Proposal for standardizing the working environment for a LCG/EGEE job From the CCIN2P3 Grid computing team. Proposed several sets of environment variables and a naming convention to be implemented on all LCG/EGEE compute elements. –Posix base: HOME, PATH, PWD, SHELL, TMPDIR,USER –Globus: GLOBUS_LOCATION, GLOBUS_PATH, ….. –EDG: EDG_LOCATION, EDG_WL_JOBID, …. –LCG: LCG_LOCATION, LCG_CATALOG_TYPE, …. –Middleware independent: GRID_WORKDIR, GRID_SITENAME, GRID_HOSTNAME, …… This was welcomed by all as part of solving our problems (e.g. one variable contains the attributes of the certificate of the submitting user such as their address). They will distribute a document to site administrators and applications managers for comments aiming to start deployment at the end of June.

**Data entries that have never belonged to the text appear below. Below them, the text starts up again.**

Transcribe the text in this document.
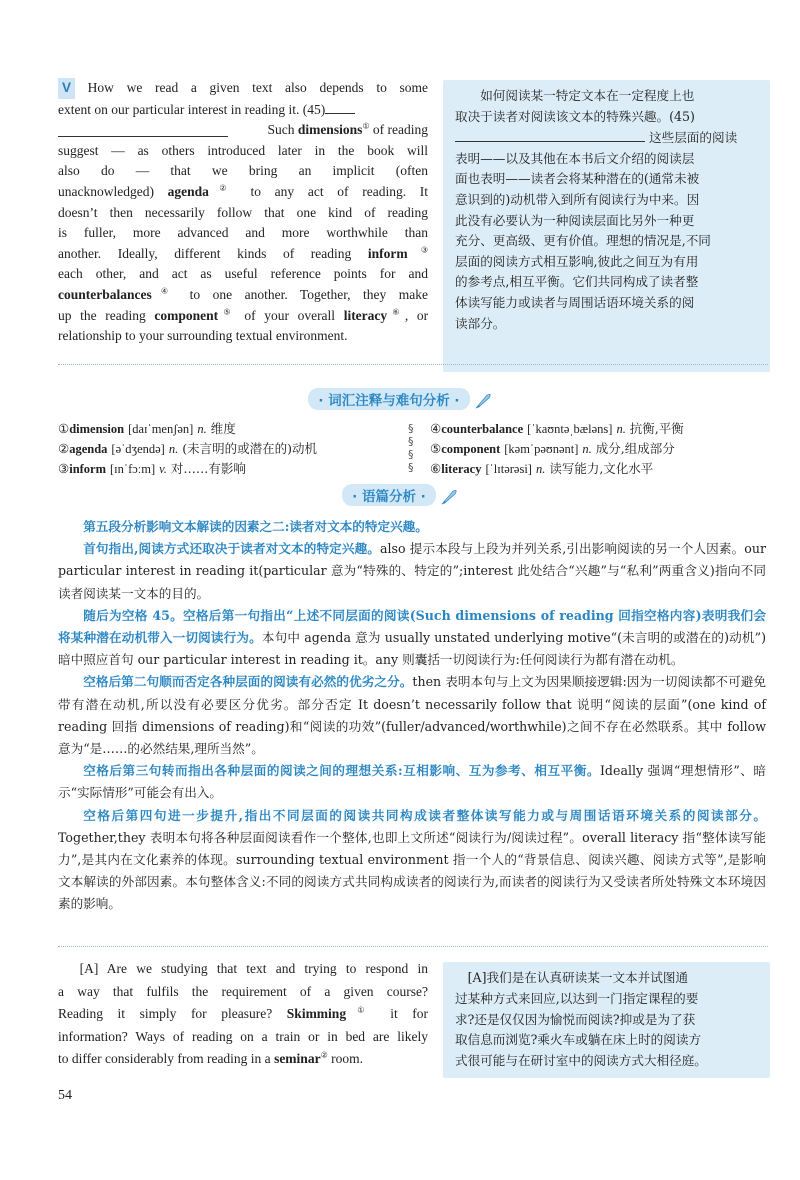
V How we read a given text also depends to some
extent on our particular interest in reading it. (45)
Such dimensions① of reading
suggest — as others introduced later in the book will
also do — that we bring an implicit (often
unacknowledged) agenda② to any act of reading. It
doesn’t then necessarily follow that one kind of reading
is fuller, more advanced and more worthwhile than
another. Ideally, different kinds of reading inform③
each other, and act as useful reference points for and
counterbalances④ to one another. Together, they make
up the reading component⑤ of your overall literacy⑥, or
relationship to your surrounding textual environment.
如何阅读某一特定文本在一定程度上也
取决于读者对阅读该文本的特殊兴趣。(45)
这些层面的阅读
表明——以及其他在本书后文介绍的阅读层
面也表明——读者会将某种潜在的(通常未被
意识到的)动机带入到所有阅读行为中来。因
此没有必要认为一种阅读层面比另外一种更
充分、更高级、更有价值。理想的情况是,不同
层面的阅读方式相互影响,彼此之间互为有用
的参考点,相互平衡。它们共同构成了读者整
体读写能力或读者与周围话语环境关系的阅
读部分。
· 词汇注释与难句分析 ·
①dimension [daɪˈmenʃən] n. 维度
②agenda [əˈdʒendə] n. (未言明的或潜在的)动机
③inform [ɪnˈfɔːm] v. 对……有影响
§
§
§
§
④counterbalance [ˈkaʊntəˌbæləns] n. 抗衡,平衡
⑤component [kəmˈpəʊnənt] n. 成分,组成部分
⑥literacy [ˈlɪtərəsi] n. 读写能力,文化水平
· 语篇分析 ·
第五段分析影响文本解读的因素之二:读者对文本的特定兴趣。
首句指出,阅读方式还取决于读者对文本的特定兴趣。also 提示本段与上段为并列关系,引出影响阅读的另一个人因素。our particular interest in reading it(particular 意为“特殊的、特定的”;interest 此处结合“兴趣”与“私利”两重含义)指向不同读者阅读某一文本的目的。
随后为空格 45。空格后第一句指出“上述不同层面的阅读(Such dimensions of reading 回指空格内容)表明我们会将某种潜在动机带入一切阅读行为。本句中 agenda 意为 usually unstated underlying motive“(未言明的或潜在的)动机”)暗中照应首句 our particular interest in reading it。any 则囊括一切阅读行为:任何阅读行为都有潜在动机。
空格后第二句顺而否定各种层面的阅读有必然的优劣之分。then 表明本句与上文为因果顺接逻辑:因为一切阅读都不可避免带有潜在动机,所以没有必要区分优劣。部分否定 It doesn’t necessarily follow that 说明“阅读的层面”(one kind of reading 回指 dimensions of reading)和“阅读的功效”(fuller/advanced/worthwhile)之间不存在必然联系。其中 follow 意为“是……的必然结果,理所当然”。
空格后第三句转而指出各种层面的阅读之间的理想关系:互相影响、互为参考、相互平衡。Ideally 强调“理想情形”、暗示“实际情形”可能会有出入。
空格后第四句进一步提升,指出不同层面的阅读共同构成读者整体读写能力或与周围话语环境关系的阅读部分。Together,they 表明本句将各种层面阅读看作一个整体,也即上文所述“阅读行为/阅读过程”。overall literacy 指“整体读写能力”,是其内在文化素养的体现。surrounding textual environment 指一个人的“背景信息、阅读兴趣、阅读方式等”,是影响文本解读的外部因素。本句整体含义:不同的阅读方式共同构成读者的阅读行为,而读者的阅读行为又受读者所处特殊文本环境因素的影响。
[A] Are we studying that text and trying to respond in
a way that fulfils the requirement of a given course?
Reading it simply for pleasure? Skimming① it for
information? Ways of reading on a train or in bed are likely
to differ considerably from reading in a seminar② room.
[A]我们是在认真研读某一文本并试图通
过某种方式来回应,以达到一门指定课程的要
求?还是仅仅因为愉悦而阅读?抑或是为了获
取信息而浏览?乘火车或躺在床上时的阅读方
式很可能与在研讨室中的阅读方式大相径庭。
54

My Conclusions of batch workshop We have a good understanding of what Local Resource Schedulers can do and how they are being used. EGEE JRA1 should be encouraged to support the glue schema. Both sets of developers should communicate. Hep sites should volunteer to support glue schema interfaces to their LRS and provide input for the new version. The workshop in itself did not enhance communications with the grid developers as much as hoped but we must make sure this happens (e.g. as at recent EGEE/LCG Grid Operations workshop in Bologna).